Après "The Wall", vous avez quitté Pink Floyd. Que s'est-il passé exactement ?

Richard Wright : à l'époque de "The Wall" Roger Waters avait le pouvoir et nous ne nous entendions plus. Je n'ai donc pas vraiment eu le choix, j'ai dû quitter le groupe, ce qui ne m'a pas fait plaisir. Après ça, Dave, Roger et Nick ont fait l'album "Final Cut" qui n'a pas bien marché. Puis Roger est parti et lorsque j'ai appris que Dave et Nick enregistraient "Momentary Lapse of Reason", je leur ai proposé mes services. Je suis arrivé très tard pendant le processus d'enregistrement et je n'ai pas eu le temps d'apporter une contribution substantielle.

Les membres de Pink Floyd n'accordent pratiquement jamais d'interviews. Pourquoi cette discrétion ?

Richard Wright : quand Pink Floyd sort un disque, nous n'avons pas besoin de ça. Historiquement d'ailleurs, nous n'avons accordé d'interview qu'à titre exceptionnel. Notre manière à nous de faire la promotion a toujours été de donner des concerts. Comme il n'y a pas de tournée prévue cette fois, si je ne rencontre pas quelques journalistes, personne ne saura que j'ai sorti un album solo.

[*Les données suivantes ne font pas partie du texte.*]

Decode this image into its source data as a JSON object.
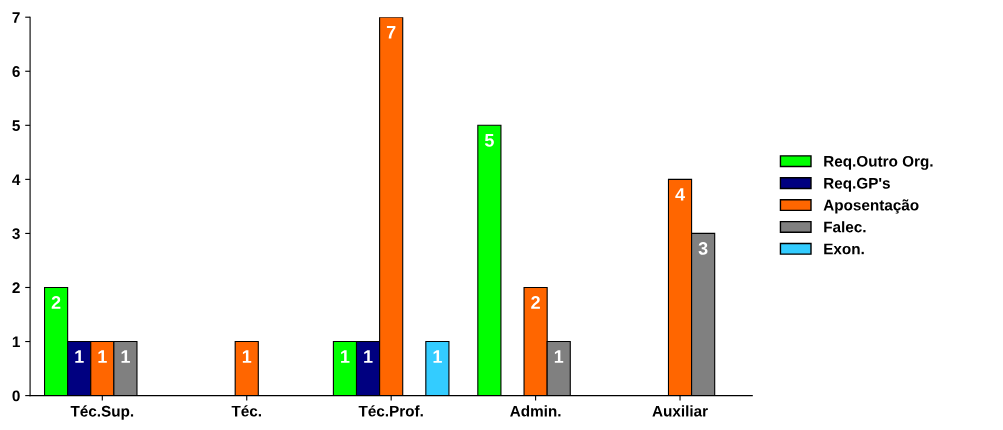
{
  "chart_data": {
    "type": "bar",
    "categories": [
      "Téc.Sup.",
      "Téc.",
      "Téc.Prof.",
      "Admin.",
      "Auxiliar"
    ],
    "series": [
      {
        "name": "Req.Outro Org.",
        "color": "#00ff00",
        "values": [
          2,
          null,
          1,
          5,
          null
        ]
      },
      {
        "name": "Req.GP's",
        "color": "#000080",
        "values": [
          1,
          null,
          1,
          null,
          null
        ]
      },
      {
        "name": "Aposentação",
        "color": "#ff6600",
        "values": [
          1,
          1,
          7,
          2,
          4
        ]
      },
      {
        "name": "Falec.",
        "color": "#808080",
        "values": [
          1,
          null,
          null,
          1,
          3
        ]
      },
      {
        "name": "Exon.",
        "color": "#33ccff",
        "values": [
          null,
          null,
          1,
          null,
          null
        ]
      }
    ],
    "ylim": [
      0,
      7
    ],
    "yticks": [
      0,
      1,
      2,
      3,
      4,
      5,
      6,
      7
    ],
    "grid": false,
    "legend": "right",
    "data_labels": true
  }
}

Contrairement à Dave Gilmour, vous ne faites jamais de sessions pour d'autres. Il y a une raison à cela ?

Richard Wright : on ne me demande jamais ! Je crois que mon style est trop spécifique, trop marqué par Pink Floyd. Et puis, je ne suis pas techniquement le meilleur claviériste du monde..

Est-ce que la technique n'a pas pris trop d'importance aujourd'hui ?

Richard Wright : la force de Pink Floyd réside plutôt dans l'imagination, dans les atmosphères, que dans la technique. C'est aussi pour cette raison que je ne fais pas beaucoup de sessions. Beaucoup de musiciens jouent mieux et plus vite que moi. Mais ma technique a beaucoup évolué depuis trente ans, celle de Dave également. Je considère le clavier plutôt comme un outil pour créer des atmosphères, des couleurs. Dans les sixties, quand nous avons débuté, le blues était à la mode et l'atmosphère était primordiale. Miles Davis disait que l'important n'était pas la note, mais le silence entre les notes.

Quel genre de musique vous passionne aujourd'hui ?

Richard Wright : j'aime beaucoup Talking Heads, Peter Gabriel, le jazz. Le dernier CD que j'ai acheté est l'album de R. E. M. En réalité, je n'écoute pas grand-chose d'actuel. Je devrais sans doute m'y intéresser plus. Ça doit faire quatre/cinq ans que j'ai décroché de l'actualité.

Êtes-vous au courant que la jeune génération ambient, dub et techno se réclame souvent de Pink Floyd ?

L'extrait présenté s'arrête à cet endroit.